The answer to the question lies in the match of individual records to a pattern. Let's run the same statements again, using some built-in functions:
Please note that if you want more information about these two built-in measures there is a separate tutorial available.

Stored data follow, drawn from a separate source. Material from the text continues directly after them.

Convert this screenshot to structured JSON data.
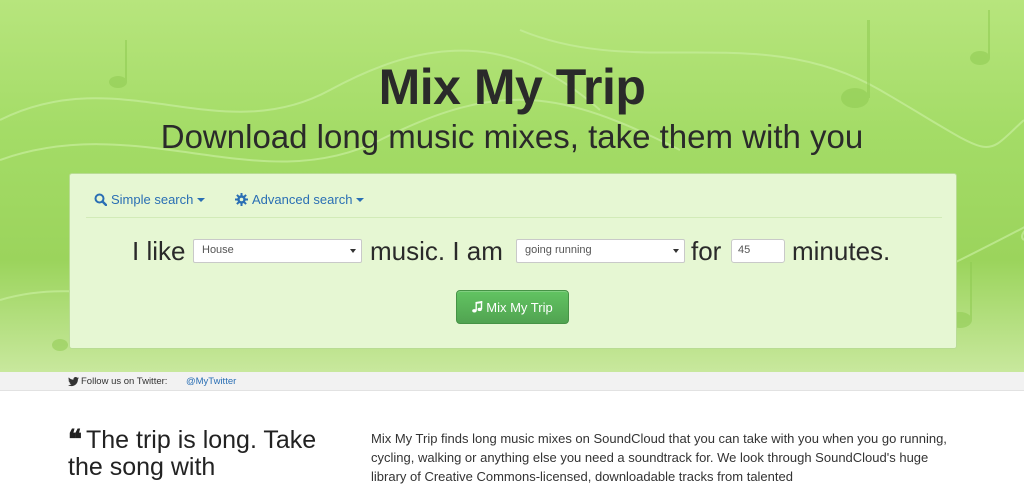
{
  "hero": {
    "title": "Mix My Trip",
    "subtitle": "Download long music mixes, take them with you"
  },
  "tabs": {
    "simple": "Simple search",
    "advanced": "Advanced search"
  },
  "sentence": {
    "i_like": "I like",
    "genre_value": "House",
    "music_i_am": "music. I am",
    "activity_value": "going running",
    "for": "for",
    "minutes_value": "45",
    "minutes": "minutes."
  },
  "button": {
    "label": "Mix My Trip"
  },
  "twitter": {
    "follow": "Follow us on Twitter:",
    "handle": "@MyTwitter"
  },
  "content": {
    "quote": "The trip is long. Take the song with",
    "about": "Mix My Trip finds long music mixes on SoundCloud that you can take with you when you go running, cycling, walking or anything else you need a soundtrack for. We look through SoundCloud's huge library of Creative Commons-licensed, downloadable tracks from talented"
  },
  "colors": {
    "accent": "#2a6fb4",
    "button": "#5bb75b",
    "hero": "#a4dc67"
  },
  "icons": {
    "simple_tab": "search-icon",
    "advanced_tab": "gear-icon",
    "button": "music-note-icon",
    "twitter": "twitter-bird-icon",
    "quote": "quote-icon"
  }
}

Now, Let's run the last example again:
SELECT
esymbol,
etstamp,
eprice,
event,
match
FROM ticker
MATCH_RECOGNIZE (
ORDER BY tstamp
MEASURES
e.symbol as esymbol,
e.tstamp as etstamp,
e.price as eprice,
classifier() event,
match_number() match
ALL ROWS PER MATCH
PATTERN (e+)
DEFINE
e AS price=price)
WHERE symbol='ACME';
Now let's run the first example again:
SELECT
esymbol,
etstamp,
eprice,
event,
match
FROM ticker
MATCH_RECOGNIZE (
ORDER BY tstamp
MEASURES
e.symbol as esymbol,
e.tstamp as etstamp,
e.price as eprice,
classifier() event,
match_number() match
ALL ROWS PER MATCH
PATTERN (e)
DEFINE
e AS price=price)
WHERE symbol='ACME';
You can immediately see that the two results are not in fact the same result!
The e+ pattern searches for one or more instances of our price = price pattern which results in a single match across all 20 rows. The first example, e, searches for a single occurrence of price = price and it is able to match 20 individual occurrences where price equals price.
BUT, the number for each match is not contiguous. Why is that? Why does our match number column not start at 1?
The answer is because the match number function is evaluated prior to filtering the resultset to using the predicate WHERE symbol='ACME'.
How do we solve this? There are two options: 1) we can reintroduce the PARTITION BY clause - did you spot that it was removed! or 2) we can move the predicate inside the pattern, as shown here:
SELECT
esymbol,
etstamp,
eprice,
event,
match
FROM ticker
MATCH_RECOGNIZE (
PARTITION BY symbol ORDER BY tstamp
MEASURES
e.symbol as esymbol,
e.tstamp as etstamp,
e.price as eprice,
classifier() event,
match_number() match
ALL ROWS PER MATCH
PATTERN (e)
DEFINE
e AS price=price and symbol='ACME');
Now we have a sequential number for our match number column.
Hopefully this tutorial has helped you to understand the importance of using the keywords PARTITION BY and ORDER BY within your MATCH_RECOGNIZE statements to ensure that the correct results are returned.
The last example illustrated how predicates are applied when used in conjunction with MATCH_RECOGNIZE statement. Essentially, they are applied after the pattern matching process has been completed. That is to day that the pattern matching process is run against the complete data set and then any predicates that are part of the WHERE clause are finally applied.